WASHINGTON - After details surrounding the ethics investigation of black California Congresswoman Maxine Waters leaked earlier this week, her lawyer is calling for a swift end to the case.
Politico’s coverage of now-disclosed House Ethics Committee emails and memos seems to confirm the suspicions of many who believed Rep. Waters’ case to be a bungled partisan affair.
The most recent controversy in the case is evidence that two top committee lawyers secretly communicated with Republicans during and regarding the investigations of both Rep. Maxine Waters and fellow Congressional Black Congress member Charles Rangel, who was found guilty of 11 counts of House ethics violations last November. Sharing evidence is strictly prohibited during House ethics investigations, as Ethics Committee members are the prosecutors and congresspeople the jurors in such cases.
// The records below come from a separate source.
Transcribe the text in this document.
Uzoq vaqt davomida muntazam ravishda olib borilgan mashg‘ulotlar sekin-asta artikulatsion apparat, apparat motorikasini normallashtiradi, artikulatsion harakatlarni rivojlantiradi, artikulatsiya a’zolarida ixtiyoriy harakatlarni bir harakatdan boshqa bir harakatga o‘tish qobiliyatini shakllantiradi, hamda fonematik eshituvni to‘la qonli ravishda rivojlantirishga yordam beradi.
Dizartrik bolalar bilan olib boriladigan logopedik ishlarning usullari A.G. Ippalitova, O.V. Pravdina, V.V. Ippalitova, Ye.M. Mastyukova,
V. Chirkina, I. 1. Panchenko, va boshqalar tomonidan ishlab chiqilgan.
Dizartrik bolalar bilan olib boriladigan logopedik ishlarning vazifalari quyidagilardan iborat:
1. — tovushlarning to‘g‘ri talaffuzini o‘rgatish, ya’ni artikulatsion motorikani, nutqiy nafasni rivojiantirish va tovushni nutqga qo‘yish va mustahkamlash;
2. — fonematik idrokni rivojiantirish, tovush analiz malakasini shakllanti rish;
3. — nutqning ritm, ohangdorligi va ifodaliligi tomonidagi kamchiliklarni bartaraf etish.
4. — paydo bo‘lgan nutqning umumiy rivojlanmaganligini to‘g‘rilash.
Reform groups today sent a letter to the Chair and Ranking Member of the House Ethics Committee urging them to engage an outside counsel to complete the long-delayed investigation of the congresswoman.
The groups also praised the work of the Office of Congressional Ethics (OCE) and urged an expansion and strengthening of the office.
The organizations include the Campaign Legal Center, Common Cause, Citizens for Responsibility and Ethics in Washington, Democracy 21, the League of Women Voters, Public Citizen, and U.S. PIRG.
The letter states:
Recent press reports that indicate severe “partisan dysfunction and accusations of professional misconduct” with respect to the investigation of Representative Maxine Waters (D-CA) by the House Ethics Committee are not only troubling for this case, they are seriously damaging to the credibility of the House Ethics Committee enforcement process.
Our organizations believe the Ethics Committee’s continued pattern of dysfunction requires House Speaker Boehner and House Democratic Leader Pelosi to establish a process to determine what happened in the House Ethics Committee and what steps are necessary to further strengthen the House ethics enforcement process. In this context, we believe that the Office of Congressional Ethics has done an outstanding job in carrying out its assigned responsibilities and that OCE’s role in the House ethics enforcement process should be strengthened and expanded.
The letter continues:
In the meantime the Waters ethics investigation must be pursued and completed.
We strongly urge the Ethics Committee to promptly engage an outside counsel to continue and complete the Waters investigation. The Committee should also establish a reasonable timetable for the resolution of this longstanding matter.
The investigation and resolution of the Waters case needs to be dealt with separately from addressing the issues facing the performance of the Ethics Committee and the key to doing this rests with the appointment of an outside counsel to complete the investigation of the Waters case.
The letter concludes:
We reject calls for the Waters case to be dismissed. Serious questions have been raised in the Waters case about potential violations of House ethics rules. These ethics questions merit a professional investigation and adjudication.